Em 1952 durante a ação de caça às bruxas no governo Vargas, João Cabral e mais quatro colegas foram acusados de subversão, graças a um "amigo" que, remexendo nas gavetas de seu escritório, encontrou o rascunho de uma carta dirigida a um deles. Nessa carta, meu pai pedia um artigo sobre a disputa pelo mercado brasileiro entre os ingleses, alemães e japoneses.

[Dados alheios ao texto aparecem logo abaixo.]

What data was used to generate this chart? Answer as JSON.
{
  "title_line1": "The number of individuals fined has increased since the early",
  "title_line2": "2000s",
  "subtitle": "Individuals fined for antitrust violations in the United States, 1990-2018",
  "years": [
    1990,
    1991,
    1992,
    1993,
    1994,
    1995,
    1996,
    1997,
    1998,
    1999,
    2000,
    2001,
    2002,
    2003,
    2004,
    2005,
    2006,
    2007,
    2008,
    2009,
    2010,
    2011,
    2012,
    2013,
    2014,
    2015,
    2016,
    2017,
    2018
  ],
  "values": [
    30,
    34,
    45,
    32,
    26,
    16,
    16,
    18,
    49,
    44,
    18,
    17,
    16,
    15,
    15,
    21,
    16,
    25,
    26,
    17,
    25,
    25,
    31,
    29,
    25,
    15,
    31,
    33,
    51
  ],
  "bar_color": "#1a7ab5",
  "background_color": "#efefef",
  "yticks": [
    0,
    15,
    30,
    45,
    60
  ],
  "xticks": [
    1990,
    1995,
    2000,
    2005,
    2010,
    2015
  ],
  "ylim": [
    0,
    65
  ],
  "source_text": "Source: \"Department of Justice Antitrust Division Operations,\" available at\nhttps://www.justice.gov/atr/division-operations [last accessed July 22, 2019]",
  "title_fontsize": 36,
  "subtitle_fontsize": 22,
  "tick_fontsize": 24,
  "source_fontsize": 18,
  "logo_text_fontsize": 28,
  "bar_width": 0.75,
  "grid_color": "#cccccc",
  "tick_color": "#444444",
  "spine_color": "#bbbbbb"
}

Esse documento foi entregue pelo "amigo" que o subtraiu ao Itamaraty e acabou nas mãos de Carlos Lacerda, que o publicou em matéria de capa na Tribuna de Imprensa, no dia 27 de junho do mesmo ano. entre outras barbaridades, o jornal afirmava:
a tipografia passou a servir para imprimir boletins de seus novos "amigos". Valéry já lhe parece uma expressão da burguesia decadente. E quando Moscou pela boca de Aragon, mandou adorar Victor Hugo, ele passou a considerar Victor Hugo seu mestre, o seu modelo. Seus versos estão agora repletos de alusões, são panfletários, ardentes e, por sinal, ruins.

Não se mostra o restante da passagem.